The trustee and its agents, for example, the trustee’s lawyers, must never be dismissive of a dependant or their merits. In particular, an agent for the trustee, for example, the lawyers acting for the trustees, must not use language that indicates the trustees have summarily dismissed or discounted a dependant’s status or entitlement to be considered in the allocation decision.
In this particular case, the lawyer’s language in their correspondence with Riccardo, or more correctly Riccardo’s lawyers, clearly showed they misunderstood the legal nature of the allocation power in that it was a special power and not a general power, did not recognise Riccardo as a dependant of the death benefit, considered Riccardo had no rights in relation to the death benefit and failed to consider the strength and merits of Riccardo’s claim to be considered for selection (that is, duration of the marriage – over 30 years and the marriage only terminating by reason of the death of Helen, and also the relatively modest provision for Riccardo from Helen’s estate).

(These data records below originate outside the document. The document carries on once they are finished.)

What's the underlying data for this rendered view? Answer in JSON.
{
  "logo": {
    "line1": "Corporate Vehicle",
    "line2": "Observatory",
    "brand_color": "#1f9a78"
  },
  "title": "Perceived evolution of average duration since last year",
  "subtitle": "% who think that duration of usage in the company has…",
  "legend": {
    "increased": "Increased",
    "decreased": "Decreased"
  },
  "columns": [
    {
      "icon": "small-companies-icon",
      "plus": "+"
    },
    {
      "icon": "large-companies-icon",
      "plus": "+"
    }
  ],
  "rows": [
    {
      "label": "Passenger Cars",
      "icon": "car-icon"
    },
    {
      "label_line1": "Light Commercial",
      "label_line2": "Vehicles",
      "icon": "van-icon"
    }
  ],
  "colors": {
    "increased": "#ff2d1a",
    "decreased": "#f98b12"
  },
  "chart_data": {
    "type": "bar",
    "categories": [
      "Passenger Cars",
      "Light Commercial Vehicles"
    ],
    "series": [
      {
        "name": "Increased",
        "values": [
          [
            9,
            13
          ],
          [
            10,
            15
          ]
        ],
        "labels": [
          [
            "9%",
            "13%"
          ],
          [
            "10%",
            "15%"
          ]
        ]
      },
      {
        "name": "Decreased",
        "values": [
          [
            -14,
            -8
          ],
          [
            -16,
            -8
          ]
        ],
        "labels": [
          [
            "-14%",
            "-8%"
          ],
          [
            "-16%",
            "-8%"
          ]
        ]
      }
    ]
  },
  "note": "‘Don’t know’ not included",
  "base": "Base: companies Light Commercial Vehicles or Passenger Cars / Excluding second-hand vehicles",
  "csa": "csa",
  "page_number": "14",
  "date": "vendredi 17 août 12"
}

The trustees should, before making an allocation decision, obtain expert advice and consider the merits of the advice. While trustees are not bound to follow expert advice, if they decide not to follow the advice, they must have a reasoned and recorded view as to why they are not following the advice.
How could this matter have been avoided?
Had Helen had a properly drafted BDBN, this case would never have arisen. A properly drafted nomination would have avoided nominating individuals who were not eligible to receive the death benefit. Had the nomination simply allocated the death benefit to Caroline and Martin, then Riccardo’s only course of action would have been against the estate for further and better provision from it. Unlike New South Wales, Victoria has no notional estate legislation enabling the court to treat all or part of a death benefit as if it were part of the estate.